The archives said 4,746 pages of documents have parts blacked out, mostly to protect the privacy of third parties, including their social security numbers, telephone numbers, and home addresses.

“Mostly”, it says.   I’ll bet that word is even accurate, in a Clintonian sense.

Mar 182008
 

As a cost-cutting measure, we went without the Wall Street Journal for a few years. What I missed most during that time was Mary Anastasia O’Grady’s column about the Americas. She writes about things that I don’t know where to find elsewhere.

I liked Monday’s column about Hugo Chávez’s worst nightmare.

It’s about a student leader, Yon Goicoechea:

Mr. Goicoechea is the retiring secretary general of the university students’ movement in Venezuela. Under his leadership, hundreds of thousands of young people have come together to confront the strongman’s unchecked power. It is the first time in a decade of Chávez rule that a countervailing force, legitimate in the eyes of society, has successfully managed to challenge the president’s authority.

There are lessons in what he says that conservatives in the U.S. ought to take to heart if they ever expect to defeat Leviathan. Conservatives have won some electoral victories, but even while doing so the welfare-state has only grown. Here are clues as to how to make real progress, say, in health care:

Mr. Goicoechea takes a different stance, stressing reconciliation. He speaks about understanding the grievances of the disenfranchised, and looking for common ground that can give rise to solutions. The student leader says that two ideals hold his movement together: liberty and democracy, both of which he says have been absent in Venezuela for a long time. “Populism is not democracy.”
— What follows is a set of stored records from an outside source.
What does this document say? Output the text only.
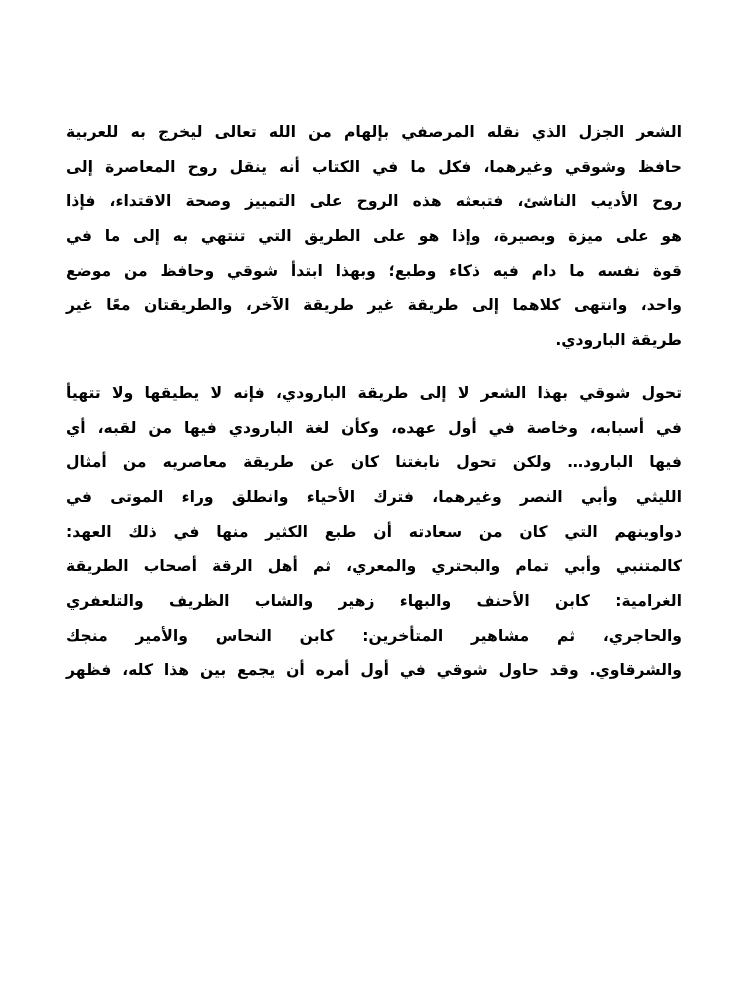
الشعر الجزل الذي نقله المرصفي بإلهام من الله تعالى ليخرج به للعربية
حافظ وشوقي وغيرهما، فكل ما في الكتاب أنه ينقل روح المعاصرة إلى
روح الأديب الناشئ، فتبعثه هذه الروح على التمييز وصحة الاقتداء، فإذا
هو على ميزة وبصيرة، وإذا هو على الطريق التي تنتهي به إلى ما في
قوة نفسه ما دام فيه ذكاء وطبع؛ وبهذا ابتدأ شوقي وحافظ من موضع
واحد، وانتهى كلاهما إلى طريقة غير طريقة الآخر، والطريقتان معًا غير
طريقة البارودي.
تحول شوقي بهذا الشعر لا إلى طريقة البارودي، فإنه لا يطيقها ولا تتهيأ
في أسبابه، وخاصة في أول عهده، وكأن لغة البارودي فيها من لقبه، أي
فيها البارود… ولكن تحول نابغتنا كان عن طريقة معاصريه من أمثال
الليثي وأبي النصر وغيرهما، فترك الأحياء وانطلق وراء الموتى في
دواوينهم التي كان من سعادته أن طبع الكثير منها في ذلك العهد:
كالمتنبي وأبي تمام والبحتري والمعري، ثم أهل الرقة أصحاب الطريقة
الغرامية: كابن الأحنف والبهاء زهير والشاب الظريف والتلعفري
والحاجري، ثم مشاهير المتأخرين: كابن النحاس والأمير منجك
والشرقاوي. وقد حاول شوقي في أول أمره أن يجمع بين هذا كله، فظهر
I ask him if he wants to restore the country’s institutions. “No, we want to build institutions. To say that we are restoring institutions would be to say that we had democracy before President Chávez, and I don’t think so. We may have had an independent Supreme Court, but the poor had no access.”
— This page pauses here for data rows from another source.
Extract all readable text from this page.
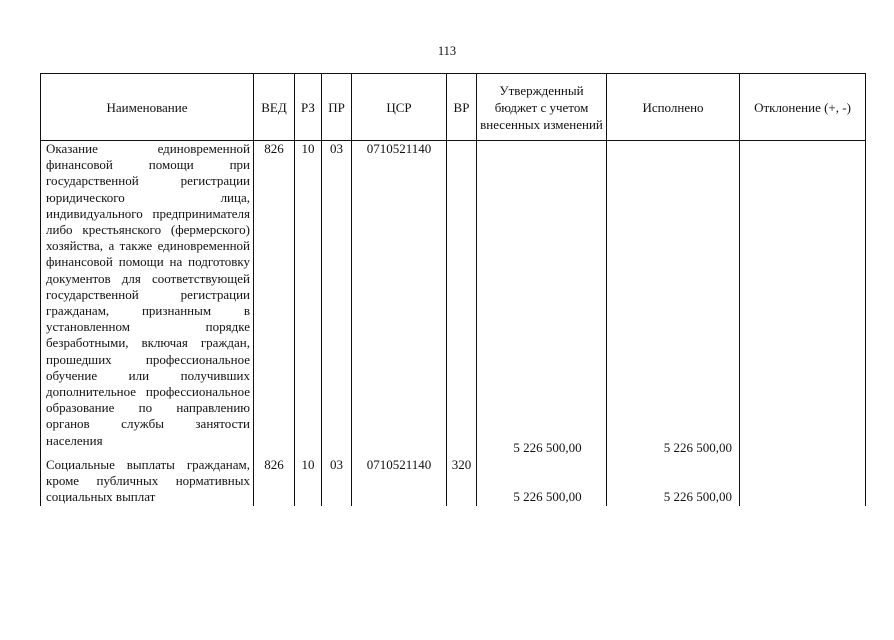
113
Наименование	ВЕД	РЗ	ПР	ЦСР	ВР	Утвержденный бюджет с учетом внесенных изменений	Исполнено	Отклонение (+, -)
Оказание единовременной финансовой помощи при государственной регистрации юридического лица, индивидуального предпринимателя либо крестьянского (фермерского) хозяйства, а также единовременной финансовой помощи на подготовку документов для соответствующей государственной регистрации гражданам, признанным в установленном порядке безработными, включая граждан, прошедших профессиональное обучение или получивших дополнительное профессиональное образование по направлению органов службы занятости населения	826	10	03	0710521140		5 226 500,00	5 226 500,00	

Социальные выплаты гражданам, кроме публичных нормативных социальных выплат	826	10	03	0710521140	320	5 226 500,00	5 226 500,00	
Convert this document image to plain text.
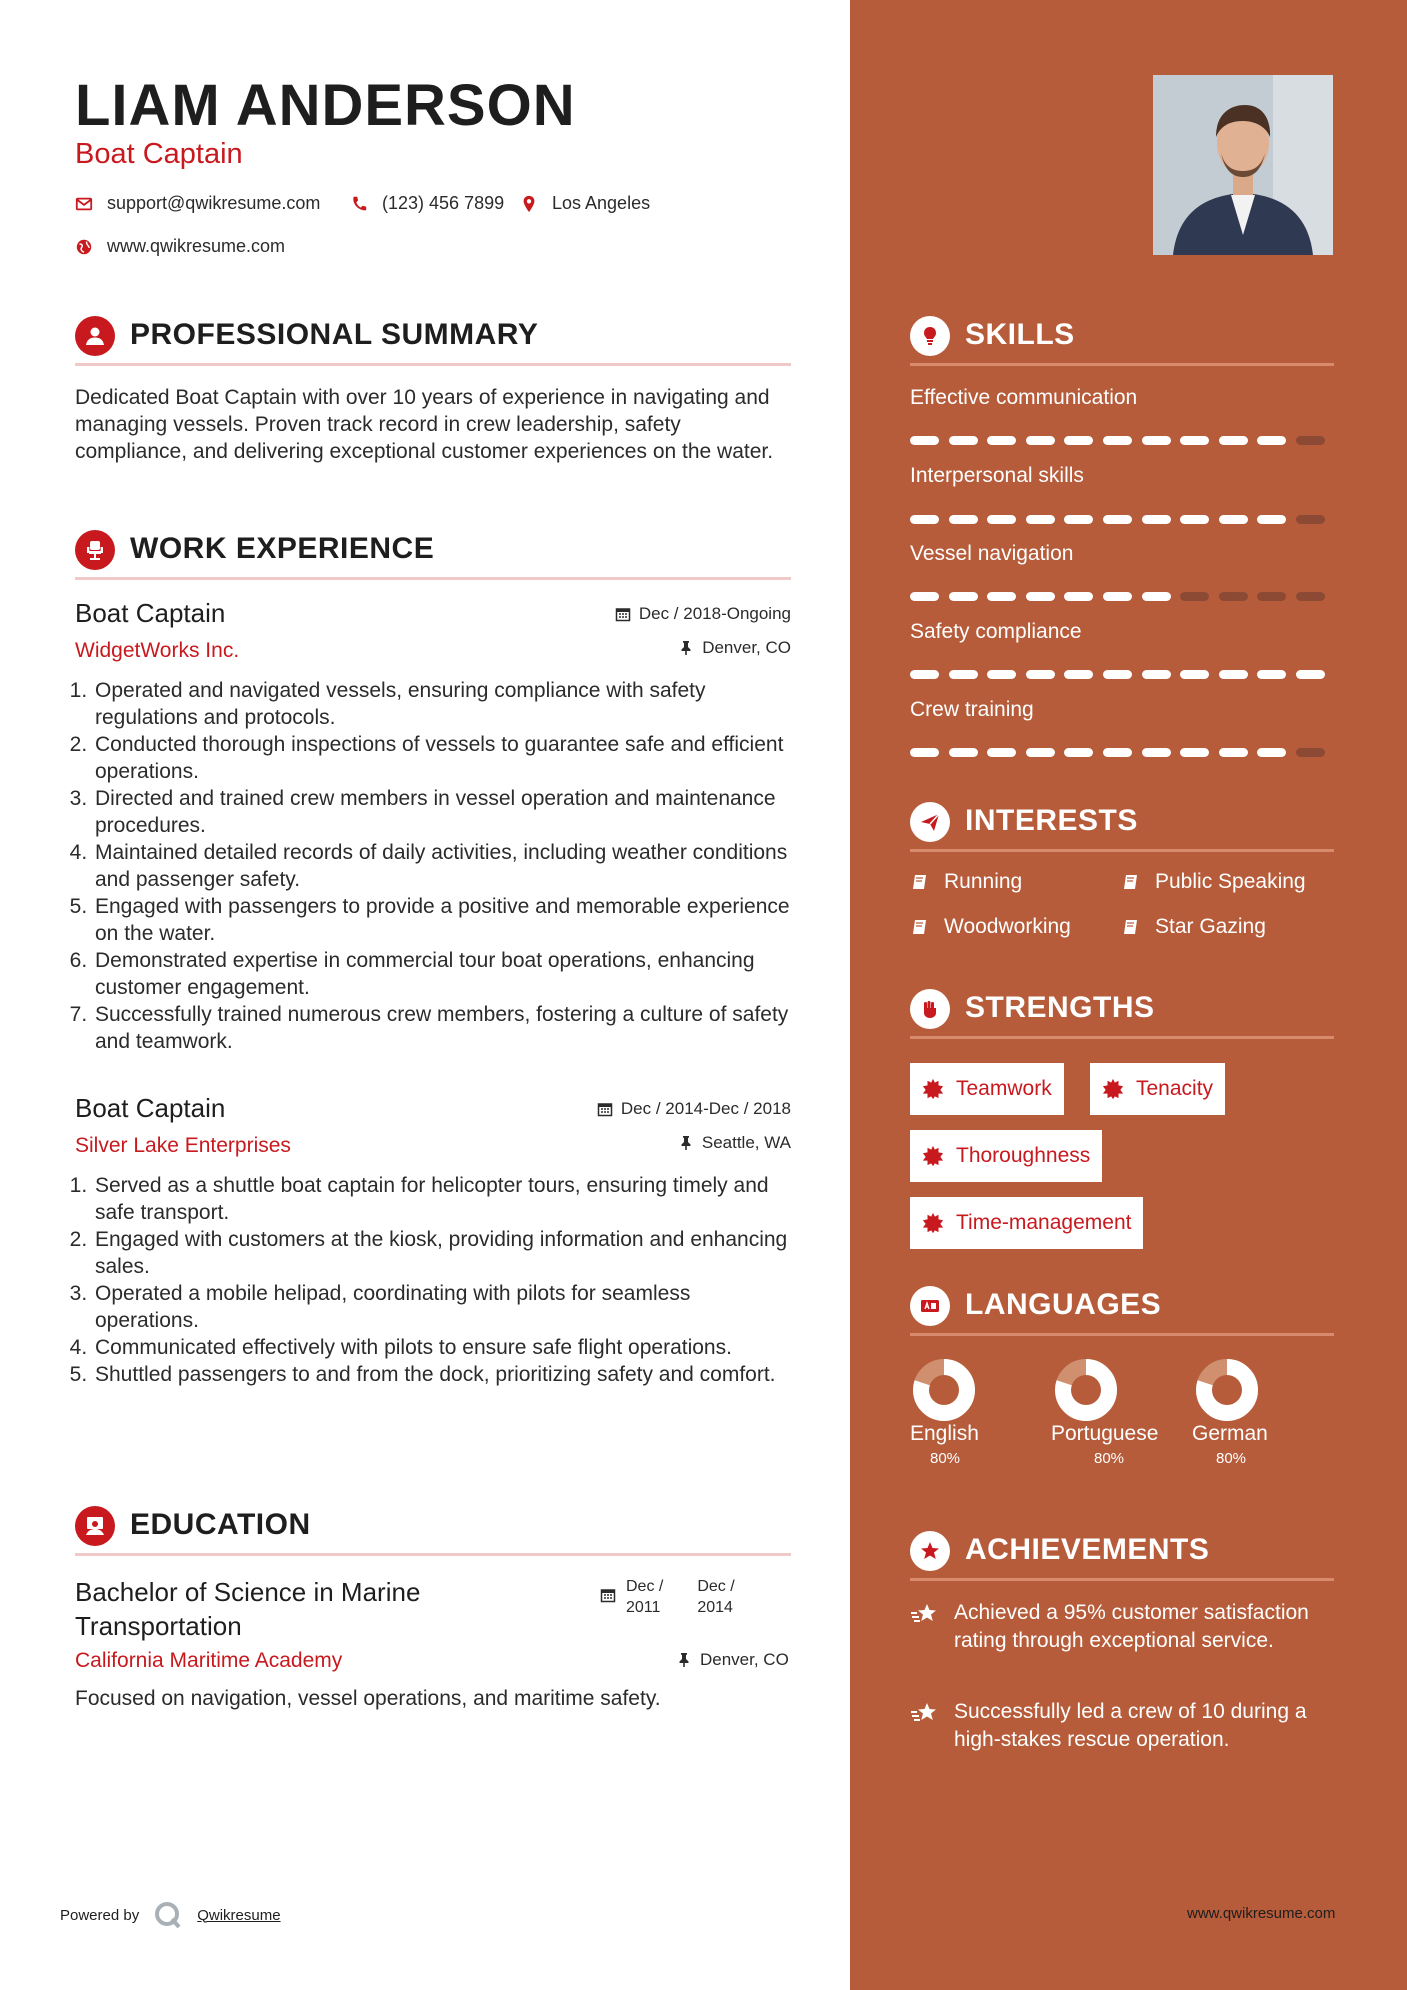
LIAM ANDERSON
Boat Captain
support@qwikresume.com	(123) 456 7899	Los Angeles
www.qwikresume.com
PROFESSIONAL SUMMARY
Dedicated Boat Captain with over 10 years of experience in navigating and managing vessels. Proven track record in crew leadership, safety compliance, and delivering exceptional customer experiences on the water.
WORK EXPERIENCE
Boat Captain
WidgetWorks Inc.
Dec / 2018-Ongoing
Denver, CO
1. Operated and navigated vessels, ensuring compliance with safety regulations and protocols.
2. Conducted thorough inspections of vessels to guarantee safe and efficient operations.
3. Directed and trained crew members in vessel operation and maintenance procedures.
4. Maintained detailed records of daily activities, including weather conditions and passenger safety.
5. Engaged with passengers to provide a positive and memorable experience on the water.
6. Demonstrated expertise in commercial tour boat operations, enhancing customer engagement.
7. Successfully trained numerous crew members, fostering a culture of safety and teamwork.
Boat Captain
Silver Lake Enterprises
Dec / 2014-Dec / 2018
Seattle, WA
1. Served as a shuttle boat captain for helicopter tours, ensuring timely and safe transport.
2. Engaged with customers at the kiosk, providing information and enhancing sales.
3. Operated a mobile helipad, coordinating with pilots for seamless operations.
4. Communicated effectively with pilots to ensure safe flight operations.
5. Shuttled passengers to and from the dock, prioritizing safety and comfort.
EDUCATION
Bachelor of Science in Marine
Transportation
Dec /
2011
Dec /
2014
California Maritime Academy	Denver, CO
Focused on navigation, vessel operations, and maritime safety.
Powered by	Qwikresume
SKILLS
Effective communication
Interpersonal skills
Vessel navigation
Safety compliance
Crew training
INTERESTS
Running	Public Speaking
Woodworking	Star Gazing
STRENGTHS
Teamwork	Tenacity
Thoroughness
Time-management
LANGUAGES
English
80%
Portuguese
80%
German
80%
ACHIEVEMENTS
Achieved a 95% customer satisfaction rating through exceptional service.
Successfully led a crew of 10 during a high-stakes rescue operation.
www.qwikresume.com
Mr. Goicoechea sees the current state of affairs as a continuation of the past, with different players. “Mr. Chávez says that his government serves the lower-income classes, but the reality is that the system still only serves those in the middle and high-income classes.” That resonates with people.

Ensuring access to legal institutions, so that all Venezuelans are guaranteed the protections of the state, is for Mr. Goicoechea the path to “social justice.” As an example he cites Petare, a notoriously poor Caracas barrio. “Private property rights protection does not exist there,” he says. “No one owns their own land, even though the laws say that you earn that right if you live there for a certain number of years. We will have a true revolution in Venezuela when we have strong, liberal institutions that defend the rights of the people.”

Mar 182008
 

I’m still reading Anne Applebaum’s book. One thing that is new to me is how the gulag hospitals were in some places very nice — a completely different world from the prison camp for those prisoners unfortunate enough to be fortunate enough to be sent to them.
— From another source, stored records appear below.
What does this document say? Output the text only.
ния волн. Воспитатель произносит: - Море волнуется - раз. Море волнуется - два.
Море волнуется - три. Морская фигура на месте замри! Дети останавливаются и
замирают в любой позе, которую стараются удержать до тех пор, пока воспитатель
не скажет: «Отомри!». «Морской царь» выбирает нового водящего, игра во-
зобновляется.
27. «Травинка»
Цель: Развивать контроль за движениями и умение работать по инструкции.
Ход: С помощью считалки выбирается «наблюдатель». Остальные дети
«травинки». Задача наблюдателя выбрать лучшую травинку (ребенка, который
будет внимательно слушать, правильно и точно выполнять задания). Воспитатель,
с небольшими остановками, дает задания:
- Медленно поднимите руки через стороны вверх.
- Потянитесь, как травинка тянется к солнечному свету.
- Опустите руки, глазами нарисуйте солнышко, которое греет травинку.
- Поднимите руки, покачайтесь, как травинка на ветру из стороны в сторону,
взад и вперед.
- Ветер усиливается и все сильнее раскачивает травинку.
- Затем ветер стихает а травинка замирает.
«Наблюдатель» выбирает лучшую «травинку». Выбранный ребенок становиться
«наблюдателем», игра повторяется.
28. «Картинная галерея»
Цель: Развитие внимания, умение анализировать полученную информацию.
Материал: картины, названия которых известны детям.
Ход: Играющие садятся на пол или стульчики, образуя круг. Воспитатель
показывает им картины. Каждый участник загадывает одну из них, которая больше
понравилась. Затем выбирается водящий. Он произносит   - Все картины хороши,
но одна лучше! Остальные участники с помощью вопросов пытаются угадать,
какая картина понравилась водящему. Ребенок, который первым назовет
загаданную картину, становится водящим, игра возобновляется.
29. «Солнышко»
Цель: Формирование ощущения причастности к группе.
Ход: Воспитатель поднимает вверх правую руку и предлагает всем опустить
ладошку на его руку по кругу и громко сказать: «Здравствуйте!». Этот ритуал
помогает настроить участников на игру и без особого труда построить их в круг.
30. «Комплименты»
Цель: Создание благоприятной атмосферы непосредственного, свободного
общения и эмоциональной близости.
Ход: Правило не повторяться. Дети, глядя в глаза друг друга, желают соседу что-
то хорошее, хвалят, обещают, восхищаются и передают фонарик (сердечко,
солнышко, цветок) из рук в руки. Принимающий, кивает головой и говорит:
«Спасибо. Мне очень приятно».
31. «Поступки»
“Paradise” is what Evgeniya Ginzburg called the hospital where she worked in Kolyma. “We felt like kings,” wrote Thomas Sgovio of the “recovery barracks” in the Srednikan lagpunkt, where he received a “fresh, sweet roll in the morning.” Others write with remembered awe of the clean sheets, of the kindness of nurses, of the lengths to which doctors went to save their patients.

Of course, they weren’t all like this. Some were filthy, overcrowded death-traps. But it’s interesting that some were.

The problem was that there was usually some sort of quota system that allowed only a certain number of patients to be admitted to them each day. In the meantime, other prisoners were dying from disease, overwork, abuse, and malnutrition outside the hospital. And doctors sometimes had to reserve a few hospital slots for the criminal prisoners who terrorized the camps, which meant even less were available for the prisoners who really needed them.